The Hamas victory bolsters Israel's unstated policy of dividing the Palestinian Authority into two states - Gaza and the West Bank. Israel cannot say this out loud in front of the Americans, who are committed to a single Palestinian state, so Olmert will have to speak in code. He will suggest that Bush strengthen international support for the peace process. This would involve deploying an international force in Gaza, implementing an engineering solution to block arms smuggling in Rafah, pressuring the Egyptians to do more against the smugglers, and encouraging the Saudis to stop being embarrassed by the collapse of the Palestinian unity agreement cooked up in Mecca.
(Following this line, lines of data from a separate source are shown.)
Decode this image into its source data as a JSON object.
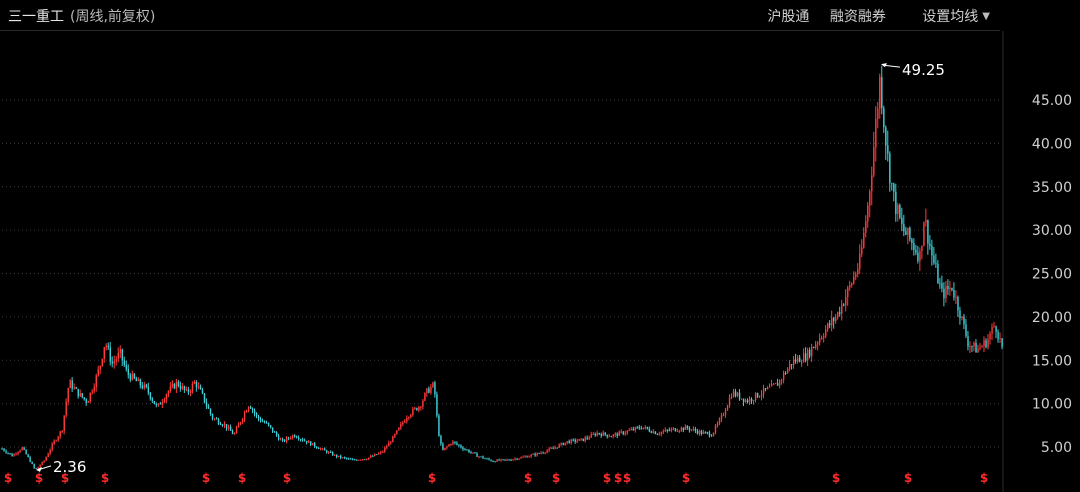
{
  "header": {
    "stock_name": "三一重工",
    "mode": "(周线,前复权)",
    "menu": [
      {
        "label": "沪股通"
      },
      {
        "label": "融资融券"
      },
      {
        "label": "设置均线"
      }
    ]
  },
  "colors": {
    "up": "#ff3b3b",
    "down": "#3fd0d8",
    "grid": "#3a3a3a",
    "event": "#ff2b2b"
  },
  "chart_data": {
    "type": "candlestick",
    "y_ticks": [
      "5.00",
      "10.00",
      "15.00",
      "20.00",
      "25.00",
      "30.00",
      "35.00",
      "40.00",
      "45.00"
    ],
    "ylim": [
      0,
      52
    ],
    "annotations": [
      {
        "label": "49.25",
        "x": 0.878,
        "value": 49.25
      },
      {
        "label": "2.36",
        "x": 0.033,
        "value": 2.36
      }
    ],
    "events": {
      "symbol": "$",
      "x": [
        0.006,
        0.037,
        0.063,
        0.103,
        0.204,
        0.24,
        0.285,
        0.43,
        0.526,
        0.554,
        0.605,
        0.616,
        0.625,
        0.684,
        0.834,
        0.906,
        0.982
      ]
    },
    "close_series": [
      [
        0.0,
        4.8
      ],
      [
        0.01,
        4.0
      ],
      [
        0.02,
        4.9
      ],
      [
        0.027,
        3.6
      ],
      [
        0.033,
        2.36
      ],
      [
        0.042,
        3.4
      ],
      [
        0.052,
        5.6
      ],
      [
        0.06,
        7.0
      ],
      [
        0.067,
        12.5
      ],
      [
        0.075,
        11.3
      ],
      [
        0.085,
        10.2
      ],
      [
        0.093,
        12.6
      ],
      [
        0.098,
        14.4
      ],
      [
        0.103,
        17.2
      ],
      [
        0.11,
        14.6
      ],
      [
        0.118,
        15.8
      ],
      [
        0.125,
        13.5
      ],
      [
        0.135,
        12.5
      ],
      [
        0.145,
        11.6
      ],
      [
        0.155,
        9.5
      ],
      [
        0.165,
        11.3
      ],
      [
        0.175,
        12.4
      ],
      [
        0.185,
        11.2
      ],
      [
        0.193,
        12.5
      ],
      [
        0.2,
        11.0
      ],
      [
        0.21,
        8.4
      ],
      [
        0.222,
        7.6
      ],
      [
        0.232,
        6.4
      ],
      [
        0.24,
        8.4
      ],
      [
        0.247,
        10.0
      ],
      [
        0.255,
        8.4
      ],
      [
        0.265,
        7.6
      ],
      [
        0.28,
        5.6
      ],
      [
        0.292,
        6.4
      ],
      [
        0.305,
        5.6
      ],
      [
        0.32,
        4.7
      ],
      [
        0.335,
        3.9
      ],
      [
        0.35,
        3.5
      ],
      [
        0.365,
        3.7
      ],
      [
        0.38,
        4.4
      ],
      [
        0.392,
        6.2
      ],
      [
        0.405,
        8.6
      ],
      [
        0.418,
        9.8
      ],
      [
        0.425,
        11.4
      ],
      [
        0.432,
        12.2
      ],
      [
        0.436,
        7.0
      ],
      [
        0.44,
        4.5
      ],
      [
        0.45,
        5.6
      ],
      [
        0.462,
        4.8
      ],
      [
        0.475,
        4.0
      ],
      [
        0.49,
        3.4
      ],
      [
        0.505,
        3.5
      ],
      [
        0.52,
        3.8
      ],
      [
        0.535,
        4.2
      ],
      [
        0.55,
        4.8
      ],
      [
        0.565,
        5.6
      ],
      [
        0.58,
        5.8
      ],
      [
        0.595,
        6.6
      ],
      [
        0.61,
        6.3
      ],
      [
        0.625,
        6.8
      ],
      [
        0.64,
        7.3
      ],
      [
        0.655,
        6.6
      ],
      [
        0.67,
        7.0
      ],
      [
        0.685,
        7.2
      ],
      [
        0.7,
        6.6
      ],
      [
        0.71,
        6.5
      ],
      [
        0.72,
        8.5
      ],
      [
        0.73,
        11.3
      ],
      [
        0.745,
        10.3
      ],
      [
        0.76,
        11.3
      ],
      [
        0.775,
        12.2
      ],
      [
        0.79,
        14.8
      ],
      [
        0.805,
        15.6
      ],
      [
        0.82,
        18.0
      ],
      [
        0.835,
        20.2
      ],
      [
        0.848,
        23.5
      ],
      [
        0.858,
        26.4
      ],
      [
        0.866,
        33.0
      ],
      [
        0.872,
        40.0
      ],
      [
        0.878,
        47.6
      ],
      [
        0.882,
        42.6
      ],
      [
        0.886,
        38.0
      ],
      [
        0.892,
        33.5
      ],
      [
        0.9,
        30.2
      ],
      [
        0.91,
        28.5
      ],
      [
        0.918,
        27.0
      ],
      [
        0.922,
        31.6
      ],
      [
        0.93,
        27.0
      ],
      [
        0.94,
        22.6
      ],
      [
        0.95,
        23.5
      ],
      [
        0.958,
        20.5
      ],
      [
        0.966,
        17.0
      ],
      [
        0.975,
        16.2
      ],
      [
        0.985,
        17.2
      ],
      [
        0.993,
        19.2
      ],
      [
        1.0,
        16.5
      ]
    ]
  }
}
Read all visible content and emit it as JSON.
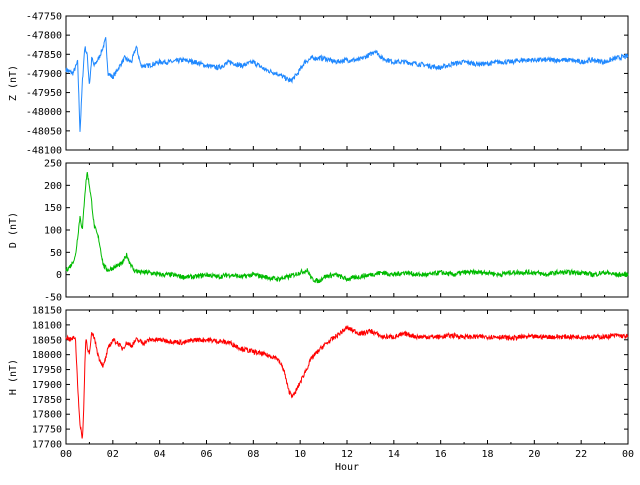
{
  "chart_data": [
    {
      "type": "line",
      "ylabel": "Z (nT)",
      "ylim": [
        -48100,
        -47750
      ],
      "yticks": [
        -47750,
        -47800,
        -47850,
        -47900,
        -47950,
        -48000,
        -48050,
        -48100
      ],
      "xlim": [
        0,
        24
      ],
      "color": "#1f88ff",
      "grid": false,
      "series": [
        {
          "x": [
            0,
            0.3,
            0.5,
            0.6,
            0.7,
            0.8,
            0.9,
            1.0,
            1.1,
            1.2,
            1.4,
            1.6,
            1.7,
            1.8,
            2.0,
            2.2,
            2.5,
            2.8,
            3.0,
            3.2,
            3.5,
            4.0,
            4.5,
            5.0,
            5.5,
            6.0,
            6.5,
            7.0,
            7.5,
            8.0,
            8.5,
            9.0,
            9.3,
            9.6,
            9.9,
            10.2,
            10.5,
            11.0,
            11.5,
            12.0,
            12.5,
            13.0,
            13.2,
            13.5,
            14.0,
            14.5,
            15.0,
            15.5,
            16.0,
            16.5,
            17.0,
            17.5,
            18.0,
            18.5,
            19.0,
            19.5,
            20.0,
            20.5,
            21.0,
            21.5,
            22.0,
            22.5,
            23.0,
            23.5,
            24.0
          ],
          "y": [
            -47890,
            -47900,
            -47870,
            -48050,
            -47920,
            -47830,
            -47850,
            -47930,
            -47860,
            -47880,
            -47860,
            -47830,
            -47810,
            -47900,
            -47910,
            -47890,
            -47860,
            -47870,
            -47830,
            -47880,
            -47880,
            -47870,
            -47870,
            -47865,
            -47870,
            -47880,
            -47885,
            -47870,
            -47880,
            -47870,
            -47890,
            -47900,
            -47910,
            -47920,
            -47900,
            -47870,
            -47860,
            -47860,
            -47870,
            -47865,
            -47865,
            -47850,
            -47840,
            -47860,
            -47870,
            -47870,
            -47875,
            -47880,
            -47885,
            -47875,
            -47870,
            -47875,
            -47875,
            -47870,
            -47870,
            -47865,
            -47865,
            -47865,
            -47865,
            -47865,
            -47870,
            -47865,
            -47870,
            -47860,
            -47855
          ]
        }
      ]
    },
    {
      "type": "line",
      "ylabel": "D (nT)",
      "ylim": [
        -50,
        250
      ],
      "yticks": [
        250,
        200,
        150,
        100,
        50,
        0,
        -50
      ],
      "xlim": [
        0,
        24
      ],
      "color": "#00bb00",
      "grid": false,
      "series": [
        {
          "x": [
            0,
            0.2,
            0.4,
            0.6,
            0.7,
            0.8,
            0.9,
            1.0,
            1.1,
            1.2,
            1.4,
            1.6,
            1.8,
            2.0,
            2.2,
            2.4,
            2.6,
            2.7,
            2.9,
            3.2,
            3.5,
            4.0,
            4.5,
            5.0,
            5.5,
            6.0,
            6.5,
            7.0,
            7.5,
            8.0,
            8.5,
            9.0,
            9.5,
            10.0,
            10.3,
            10.5,
            10.8,
            11.0,
            11.5,
            12.0,
            12.5,
            13.0,
            13.5,
            14.0,
            14.5,
            15.0,
            15.5,
            16.0,
            16.5,
            17.0,
            17.5,
            18.0,
            18.5,
            19.0,
            19.5,
            20.0,
            20.5,
            21.0,
            21.5,
            22.0,
            22.5,
            23.0,
            23.5,
            24.0
          ],
          "y": [
            10,
            20,
            40,
            130,
            100,
            180,
            230,
            200,
            160,
            110,
            80,
            20,
            10,
            15,
            20,
            25,
            45,
            30,
            10,
            5,
            5,
            0,
            0,
            -5,
            -5,
            0,
            -5,
            0,
            -5,
            0,
            -5,
            -10,
            -5,
            5,
            10,
            -10,
            -15,
            -5,
            0,
            -10,
            -5,
            0,
            5,
            0,
            5,
            0,
            0,
            5,
            0,
            5,
            5,
            5,
            0,
            5,
            5,
            5,
            0,
            5,
            5,
            5,
            0,
            5,
            0,
            0
          ]
        }
      ]
    },
    {
      "type": "line",
      "ylabel": "H (nT)",
      "ylim": [
        17700,
        18150
      ],
      "yticks": [
        18150,
        18100,
        18050,
        18000,
        17950,
        17900,
        17850,
        17800,
        17750,
        17700
      ],
      "xlim": [
        0,
        24
      ],
      "xlabel": "Hour",
      "xticks": [
        "00",
        "02",
        "04",
        "06",
        "08",
        "10",
        "12",
        "14",
        "16",
        "18",
        "20",
        "22",
        "00"
      ],
      "color": "#ff0000",
      "grid": false,
      "series": [
        {
          "x": [
            0,
            0.2,
            0.4,
            0.5,
            0.6,
            0.7,
            0.75,
            0.8,
            0.85,
            0.9,
            1.0,
            1.1,
            1.2,
            1.4,
            1.6,
            1.8,
            2.0,
            2.2,
            2.4,
            2.6,
            2.8,
            3.0,
            3.3,
            3.6,
            4.0,
            4.5,
            5.0,
            5.5,
            6.0,
            6.5,
            7.0,
            7.5,
            8.0,
            8.5,
            9.0,
            9.3,
            9.5,
            9.7,
            9.9,
            10.2,
            10.5,
            11.0,
            11.5,
            12.0,
            12.3,
            12.6,
            13.0,
            13.5,
            14.0,
            14.5,
            15.0,
            15.5,
            16.0,
            16.5,
            17.0,
            17.5,
            18.0,
            18.5,
            19.0,
            19.5,
            20.0,
            20.5,
            21.0,
            21.5,
            22.0,
            22.5,
            23.0,
            23.5,
            24.0
          ],
          "y": [
            18060,
            18050,
            18060,
            17900,
            17760,
            17720,
            17800,
            17960,
            18060,
            18030,
            18000,
            18070,
            18060,
            17990,
            17960,
            18020,
            18050,
            18040,
            18020,
            18040,
            18030,
            18050,
            18040,
            18050,
            18050,
            18045,
            18040,
            18050,
            18050,
            18045,
            18040,
            18020,
            18010,
            18000,
            17990,
            17950,
            17880,
            17860,
            17890,
            17940,
            17990,
            18030,
            18060,
            18090,
            18080,
            18070,
            18080,
            18060,
            18060,
            18070,
            18060,
            18060,
            18060,
            18065,
            18060,
            18060,
            18060,
            18060,
            18055,
            18060,
            18060,
            18060,
            18060,
            18060,
            18060,
            18060,
            18060,
            18065,
            18060
          ]
        }
      ]
    }
  ]
}
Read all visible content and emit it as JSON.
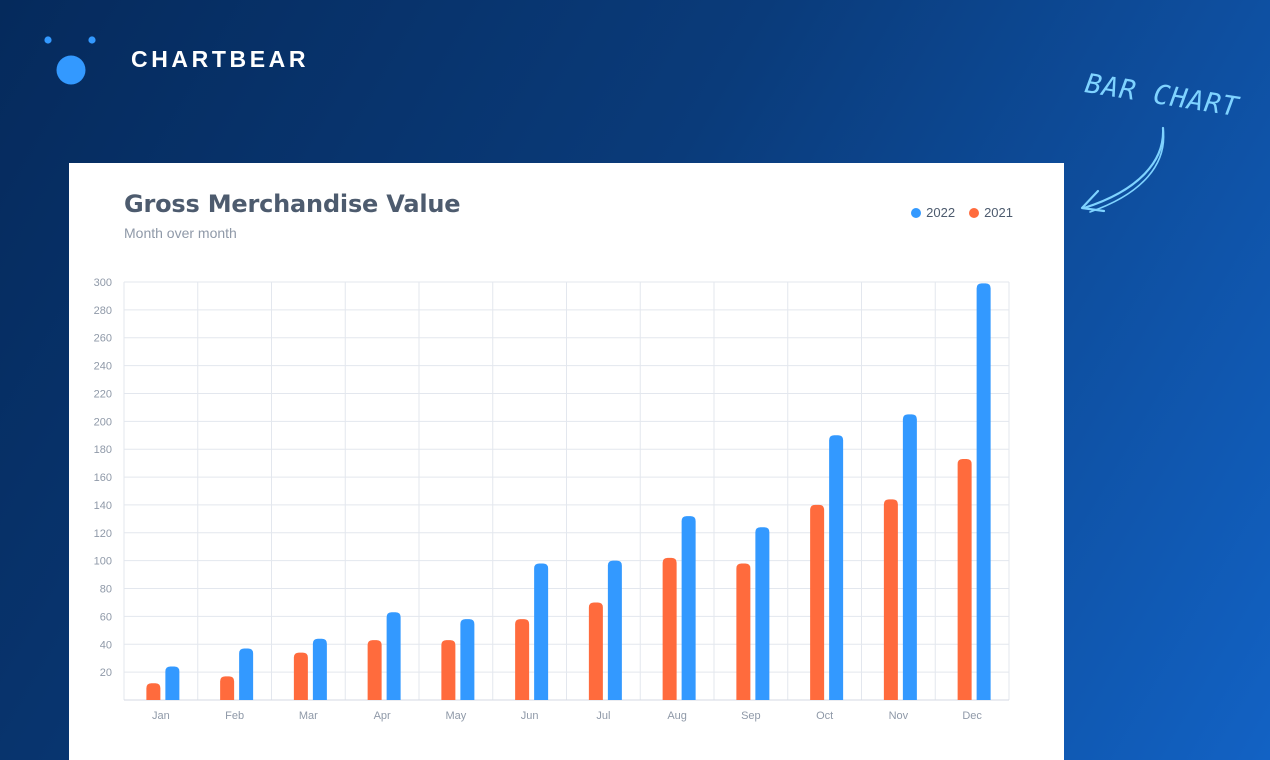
{
  "brand": {
    "name": "CHARTBEAR",
    "accent": "#3399ff"
  },
  "annotation": {
    "text": "BAR CHART",
    "color": "#7fd3ff"
  },
  "chart_data": {
    "type": "bar",
    "title": "Gross Merchandise Value",
    "subtitle": "Month over month",
    "categories": [
      "Jan",
      "Feb",
      "Mar",
      "Apr",
      "May",
      "Jun",
      "Jul",
      "Aug",
      "Sep",
      "Oct",
      "Nov",
      "Dec"
    ],
    "series": [
      {
        "name": "2021",
        "color": "#ff6b3d",
        "values": [
          12,
          17,
          34,
          43,
          43,
          58,
          70,
          102,
          98,
          140,
          144,
          173
        ]
      },
      {
        "name": "2022",
        "color": "#3399ff",
        "values": [
          24,
          37,
          44,
          63,
          58,
          98,
          100,
          132,
          124,
          190,
          205,
          299
        ]
      }
    ],
    "legend_order": [
      "2022",
      "2021"
    ],
    "yticks": [
      20,
      40,
      60,
      80,
      100,
      120,
      140,
      160,
      180,
      200,
      220,
      240,
      260,
      280,
      300
    ],
    "ylim": [
      0,
      300
    ],
    "xlabel": "",
    "ylabel": "",
    "grid": true,
    "legend_position": "top-right"
  }
}
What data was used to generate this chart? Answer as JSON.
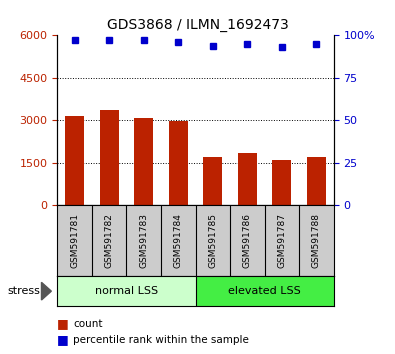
{
  "title": "GDS3868 / ILMN_1692473",
  "categories": [
    "GSM591781",
    "GSM591782",
    "GSM591783",
    "GSM591784",
    "GSM591785",
    "GSM591786",
    "GSM591787",
    "GSM591788"
  ],
  "counts": [
    3150,
    3380,
    3100,
    2980,
    1700,
    1830,
    1610,
    1690
  ],
  "percentile_ranks": [
    97,
    97,
    97,
    96,
    94,
    95,
    93,
    95
  ],
  "bar_color": "#bb2200",
  "dot_color": "#0000cc",
  "ylim_left": [
    0,
    6000
  ],
  "ylim_right": [
    0,
    100
  ],
  "yticks_left": [
    0,
    1500,
    3000,
    4500,
    6000
  ],
  "yticks_right": [
    0,
    25,
    50,
    75,
    100
  ],
  "group1_label": "normal LSS",
  "group2_label": "elevated LSS",
  "group1_count": 4,
  "group2_count": 4,
  "stress_label": "stress",
  "legend_count_label": "count",
  "legend_percentile_label": "percentile rank within the sample",
  "bar_color_hex": "#bb2200",
  "dot_color_hex": "#0000cc",
  "group1_color": "#ccffcc",
  "group2_color": "#44ee44",
  "label_bg_color": "#cccccc"
}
Both scenarios share in common a recognition that a common Palestinian identity just isn't enough to paper over the ideological differences between the two Palestinian territories, these differences in turn produced by long-standing historical, cultural, and geographical differences. Gaza and the West Bank were united only after 1967 under Israeli suzerainty. In the two decades previous, these territories were governed by Egypt and Jordan, respectively, and before that, Gaza and the West Bank were just component territories of Mandatory Palestine. Palestine and Palestinians exist, and have existed for a while, but they can only be united when no one wants to separate them. The Palestinian centre can't hold because there never was a Palestinian centre, a durable and legitimate common state of some sort. Given the near-complete disinterest of almost everyone involved in actually maintaining common ground, it seems safe to bet that there won't be a functioning common Palestinian state for a good while yet. The Palestinians will suffer most from this, of course; more's the pity that they, like their neighbours, also choose leaders prone to these sorts of self-inflicted catastrophes.